Projektant wieży, Gustave Eiffel, miał też udział w postawieniu Statuy Wolności w Nowym Jorku, oddanej w 1886 roku. Ona nie była jednak tymczasowa, chociaż również wzniesiono ją w okrągłą, ważną rocznicę – w stulecie ogłoszenia „Deklaracji Niepodległości St. Zjednoczonych” i była darem „od narodu francuskiego”.
Drugim przykładem, dużo bliższym naszych czasów, jest diabelski młyn, zwany Kołem Millenijnym lub Londyńskim Okiem. Jak pierwsza nazwa wskazuje – został postawiony w 1999 roku (udostępniony w marcu 2000) wyłącznie dla uczczenia nowego tysiąclecia, które miało się rozpocząć 1 stycznia 2001 roku (nie 2000, jak wielu błędnie myśli. Chociaż większość ludzi obchodziła huczniej sylwester 1999/2000, gdyż wtedy zmieniliśmy datę na ładną, okrągłą liczbę). Po pięciu latach miało zostać rozebrane. „Rozebrane”? Rozebrane?!”. Londyńskie Oko tak już wrosło w panoramę stolicy, stało się atrakcją turystyczną, że władze miasta przedłużyły pozwolenie na jego użytkowanie do 2028 roku. Taa… Powiedzcie to dzisiaj londyńczykom. Mogę założyć się o dużą kwotę, że będzie podobnie jak z Wieżą Eiffla. Miały być tymczasową budowlą, a stały się wizytówką, trwale związaną z konkretnym miastem. Tradycja!

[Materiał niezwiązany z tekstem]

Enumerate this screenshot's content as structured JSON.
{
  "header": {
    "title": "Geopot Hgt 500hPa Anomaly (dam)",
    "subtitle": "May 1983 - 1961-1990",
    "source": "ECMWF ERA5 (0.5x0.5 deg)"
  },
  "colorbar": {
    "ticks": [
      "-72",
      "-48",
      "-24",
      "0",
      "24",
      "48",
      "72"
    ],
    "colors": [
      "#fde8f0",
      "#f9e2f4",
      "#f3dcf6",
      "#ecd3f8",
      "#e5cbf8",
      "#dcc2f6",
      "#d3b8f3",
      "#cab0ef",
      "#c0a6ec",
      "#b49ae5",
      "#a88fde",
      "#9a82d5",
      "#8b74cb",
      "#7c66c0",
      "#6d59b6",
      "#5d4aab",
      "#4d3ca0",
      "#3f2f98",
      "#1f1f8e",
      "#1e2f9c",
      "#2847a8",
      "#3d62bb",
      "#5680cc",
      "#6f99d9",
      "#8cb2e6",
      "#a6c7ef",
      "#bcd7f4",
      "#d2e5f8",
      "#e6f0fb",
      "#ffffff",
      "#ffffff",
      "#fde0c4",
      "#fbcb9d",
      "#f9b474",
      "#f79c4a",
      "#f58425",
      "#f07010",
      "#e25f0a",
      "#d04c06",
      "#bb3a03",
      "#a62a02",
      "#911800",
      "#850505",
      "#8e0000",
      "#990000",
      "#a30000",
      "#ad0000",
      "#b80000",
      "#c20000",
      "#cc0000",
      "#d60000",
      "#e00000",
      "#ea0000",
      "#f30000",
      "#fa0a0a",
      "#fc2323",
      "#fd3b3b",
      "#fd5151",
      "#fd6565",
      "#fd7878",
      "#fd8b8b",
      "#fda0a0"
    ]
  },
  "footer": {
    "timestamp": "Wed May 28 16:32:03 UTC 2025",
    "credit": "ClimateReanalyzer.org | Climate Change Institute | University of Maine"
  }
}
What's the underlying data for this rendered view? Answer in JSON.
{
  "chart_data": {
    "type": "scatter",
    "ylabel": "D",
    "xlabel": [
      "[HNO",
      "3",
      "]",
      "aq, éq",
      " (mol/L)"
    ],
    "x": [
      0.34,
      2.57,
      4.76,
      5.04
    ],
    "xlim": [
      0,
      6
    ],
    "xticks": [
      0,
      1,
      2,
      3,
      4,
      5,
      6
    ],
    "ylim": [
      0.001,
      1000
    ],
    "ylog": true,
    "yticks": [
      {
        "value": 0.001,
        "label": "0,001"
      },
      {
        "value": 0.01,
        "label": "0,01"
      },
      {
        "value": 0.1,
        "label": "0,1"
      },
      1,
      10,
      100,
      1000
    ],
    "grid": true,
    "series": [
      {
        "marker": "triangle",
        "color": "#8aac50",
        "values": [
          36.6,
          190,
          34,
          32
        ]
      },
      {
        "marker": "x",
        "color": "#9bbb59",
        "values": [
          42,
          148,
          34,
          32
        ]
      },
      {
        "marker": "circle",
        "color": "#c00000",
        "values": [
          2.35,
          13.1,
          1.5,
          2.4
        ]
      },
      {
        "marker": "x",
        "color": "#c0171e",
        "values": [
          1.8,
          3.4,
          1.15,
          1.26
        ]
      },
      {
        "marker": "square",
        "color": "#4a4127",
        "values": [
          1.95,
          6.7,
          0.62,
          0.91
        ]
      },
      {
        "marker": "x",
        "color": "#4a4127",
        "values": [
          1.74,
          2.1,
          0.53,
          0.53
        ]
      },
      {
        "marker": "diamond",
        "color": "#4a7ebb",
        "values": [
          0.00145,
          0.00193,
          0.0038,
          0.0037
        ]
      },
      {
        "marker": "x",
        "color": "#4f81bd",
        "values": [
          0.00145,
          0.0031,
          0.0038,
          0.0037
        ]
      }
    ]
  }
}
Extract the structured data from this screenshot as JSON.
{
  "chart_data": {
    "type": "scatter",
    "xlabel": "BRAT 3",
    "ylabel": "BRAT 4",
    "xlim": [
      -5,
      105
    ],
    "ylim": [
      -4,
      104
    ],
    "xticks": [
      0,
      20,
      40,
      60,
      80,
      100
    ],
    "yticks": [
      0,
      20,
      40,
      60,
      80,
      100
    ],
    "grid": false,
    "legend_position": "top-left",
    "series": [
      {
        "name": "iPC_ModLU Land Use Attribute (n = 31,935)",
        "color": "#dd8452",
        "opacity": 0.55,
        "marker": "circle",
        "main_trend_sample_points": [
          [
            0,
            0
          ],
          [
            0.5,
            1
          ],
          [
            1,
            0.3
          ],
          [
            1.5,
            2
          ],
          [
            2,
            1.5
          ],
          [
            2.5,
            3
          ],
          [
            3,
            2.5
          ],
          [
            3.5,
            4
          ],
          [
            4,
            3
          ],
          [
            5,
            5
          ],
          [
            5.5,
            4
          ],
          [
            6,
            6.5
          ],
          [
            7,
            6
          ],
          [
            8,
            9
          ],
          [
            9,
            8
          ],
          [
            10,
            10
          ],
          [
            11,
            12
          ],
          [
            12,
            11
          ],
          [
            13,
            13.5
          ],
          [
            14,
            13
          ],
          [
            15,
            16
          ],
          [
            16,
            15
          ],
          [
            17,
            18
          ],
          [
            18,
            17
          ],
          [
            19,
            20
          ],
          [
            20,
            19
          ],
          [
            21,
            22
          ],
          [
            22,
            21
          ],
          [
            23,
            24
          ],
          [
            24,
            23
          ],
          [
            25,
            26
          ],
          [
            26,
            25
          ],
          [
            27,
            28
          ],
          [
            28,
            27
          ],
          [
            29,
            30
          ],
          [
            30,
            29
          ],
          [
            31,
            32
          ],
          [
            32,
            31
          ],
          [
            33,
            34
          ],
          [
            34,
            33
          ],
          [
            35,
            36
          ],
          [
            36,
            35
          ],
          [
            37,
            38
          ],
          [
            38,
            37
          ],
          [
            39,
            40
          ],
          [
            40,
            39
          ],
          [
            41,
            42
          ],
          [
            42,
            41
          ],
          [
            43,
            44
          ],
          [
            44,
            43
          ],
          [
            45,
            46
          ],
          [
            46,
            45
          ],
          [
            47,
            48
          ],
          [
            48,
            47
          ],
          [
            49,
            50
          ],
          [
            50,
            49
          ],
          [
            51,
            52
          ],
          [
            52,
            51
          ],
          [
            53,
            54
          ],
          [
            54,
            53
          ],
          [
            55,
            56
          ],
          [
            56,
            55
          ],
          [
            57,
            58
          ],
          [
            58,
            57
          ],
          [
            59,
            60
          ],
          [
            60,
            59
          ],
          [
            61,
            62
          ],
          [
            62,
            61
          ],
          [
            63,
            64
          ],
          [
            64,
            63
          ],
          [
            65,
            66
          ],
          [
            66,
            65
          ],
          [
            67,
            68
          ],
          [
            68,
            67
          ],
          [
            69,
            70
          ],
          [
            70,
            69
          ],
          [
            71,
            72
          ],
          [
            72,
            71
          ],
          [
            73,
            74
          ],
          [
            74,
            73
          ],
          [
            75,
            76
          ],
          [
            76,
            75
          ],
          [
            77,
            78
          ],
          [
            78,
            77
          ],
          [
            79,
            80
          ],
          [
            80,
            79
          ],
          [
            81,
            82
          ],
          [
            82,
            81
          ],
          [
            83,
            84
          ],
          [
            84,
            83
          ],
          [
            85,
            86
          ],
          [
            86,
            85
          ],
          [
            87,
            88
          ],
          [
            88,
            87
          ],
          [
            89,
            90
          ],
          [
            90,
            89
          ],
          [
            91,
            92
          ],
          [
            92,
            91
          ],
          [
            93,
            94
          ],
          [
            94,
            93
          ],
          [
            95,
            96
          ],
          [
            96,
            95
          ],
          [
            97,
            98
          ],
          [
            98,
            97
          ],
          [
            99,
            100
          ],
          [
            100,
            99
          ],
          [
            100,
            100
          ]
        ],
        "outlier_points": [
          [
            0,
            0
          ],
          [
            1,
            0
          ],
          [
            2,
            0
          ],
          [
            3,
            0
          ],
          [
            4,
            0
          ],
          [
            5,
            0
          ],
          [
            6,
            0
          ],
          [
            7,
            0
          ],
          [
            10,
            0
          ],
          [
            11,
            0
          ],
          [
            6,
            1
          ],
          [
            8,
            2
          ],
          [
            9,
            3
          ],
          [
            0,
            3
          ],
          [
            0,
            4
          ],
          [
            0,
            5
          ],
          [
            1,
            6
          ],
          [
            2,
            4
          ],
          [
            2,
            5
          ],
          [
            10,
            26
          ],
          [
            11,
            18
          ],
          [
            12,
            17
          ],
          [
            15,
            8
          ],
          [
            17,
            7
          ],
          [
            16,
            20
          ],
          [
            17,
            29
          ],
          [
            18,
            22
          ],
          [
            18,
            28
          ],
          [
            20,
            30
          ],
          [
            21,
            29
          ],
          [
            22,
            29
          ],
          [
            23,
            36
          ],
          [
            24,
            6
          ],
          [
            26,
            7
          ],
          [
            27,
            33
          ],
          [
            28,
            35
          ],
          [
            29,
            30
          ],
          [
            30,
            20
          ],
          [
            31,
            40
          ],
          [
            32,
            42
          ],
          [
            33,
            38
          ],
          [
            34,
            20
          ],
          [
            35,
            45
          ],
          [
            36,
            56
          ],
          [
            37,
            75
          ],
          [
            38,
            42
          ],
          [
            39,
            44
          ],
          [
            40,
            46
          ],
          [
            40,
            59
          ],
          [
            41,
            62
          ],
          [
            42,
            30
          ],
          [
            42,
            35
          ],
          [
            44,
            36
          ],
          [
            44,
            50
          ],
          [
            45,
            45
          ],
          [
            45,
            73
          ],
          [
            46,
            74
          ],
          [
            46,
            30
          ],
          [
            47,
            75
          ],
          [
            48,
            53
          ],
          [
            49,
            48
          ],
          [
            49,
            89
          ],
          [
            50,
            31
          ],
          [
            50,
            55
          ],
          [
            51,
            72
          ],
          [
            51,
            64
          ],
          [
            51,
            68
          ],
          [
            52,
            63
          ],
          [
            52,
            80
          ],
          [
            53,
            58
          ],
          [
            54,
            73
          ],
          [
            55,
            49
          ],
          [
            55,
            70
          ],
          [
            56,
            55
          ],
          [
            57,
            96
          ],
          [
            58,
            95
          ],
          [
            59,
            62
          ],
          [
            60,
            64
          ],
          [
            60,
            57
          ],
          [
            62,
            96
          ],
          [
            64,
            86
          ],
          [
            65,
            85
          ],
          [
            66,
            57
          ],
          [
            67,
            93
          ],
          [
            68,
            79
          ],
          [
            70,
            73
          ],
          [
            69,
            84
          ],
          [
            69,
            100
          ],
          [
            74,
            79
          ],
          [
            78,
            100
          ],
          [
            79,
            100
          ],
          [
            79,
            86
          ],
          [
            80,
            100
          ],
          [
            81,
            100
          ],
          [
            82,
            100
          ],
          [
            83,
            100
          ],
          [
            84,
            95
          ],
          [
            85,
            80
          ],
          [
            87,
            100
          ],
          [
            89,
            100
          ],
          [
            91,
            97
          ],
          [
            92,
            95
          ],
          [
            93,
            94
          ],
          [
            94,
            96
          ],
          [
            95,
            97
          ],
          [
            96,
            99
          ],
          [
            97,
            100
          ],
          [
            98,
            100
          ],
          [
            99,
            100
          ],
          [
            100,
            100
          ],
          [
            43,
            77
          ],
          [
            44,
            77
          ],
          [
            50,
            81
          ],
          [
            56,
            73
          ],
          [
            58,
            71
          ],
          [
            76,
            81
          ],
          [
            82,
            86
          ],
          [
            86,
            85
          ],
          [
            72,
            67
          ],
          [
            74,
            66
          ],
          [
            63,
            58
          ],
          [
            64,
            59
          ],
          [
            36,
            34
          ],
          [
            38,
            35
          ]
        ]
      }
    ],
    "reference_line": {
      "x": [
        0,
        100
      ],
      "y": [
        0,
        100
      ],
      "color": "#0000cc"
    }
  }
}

Nie wszystkie jednak budowle były dobrze przyjmowane przez całość społeczeństwa – jak warszawski Pałac Kultury i Nauki „dar narodu radzieckiego dla narodu polskiego”. Polityczne spory odeszły w niebyt i stały się historią, a pałac dalej pełni swoją kulturalną i usługową funkcję, będąc jednocześnie pomnikiem architektury wpisanym w panoramę naszej stolicy.
Jedyną dużą budowlą, która zniknęła z jej panoramy, była cerkiew (sobór prawosławny) zbudowana w 1912 roku na dzisiejszym Placu J. Piłsudskiego. Przetrwała ledwie kilkanaście lat. Mija właśnie równy wiek od rozpoczęcia jej rozbiórki w odrodzonej po zaborach Polsce. Cerkiew nie miała chyba szansy ocaleć w tamtym czasie, gdyż przez większość Polaków była traktowana jako symbol rusyfikacji.
Czy w naszym ukochanym mieście też wskażemy podobne miejsca? Oczywiście – ponownie wrosła w panoramę grodu odbudowana Wieża Klimek na Górze Zamkowej, widoczna już z wielu kilometrów. Niestety, wielu grudziądzan, w tym ja, nie może przeboleć rozbiórki „Jaja” na Placu Stycznia. Nie było zbyt ładne, ale TO BYŁO NASZE JAJO.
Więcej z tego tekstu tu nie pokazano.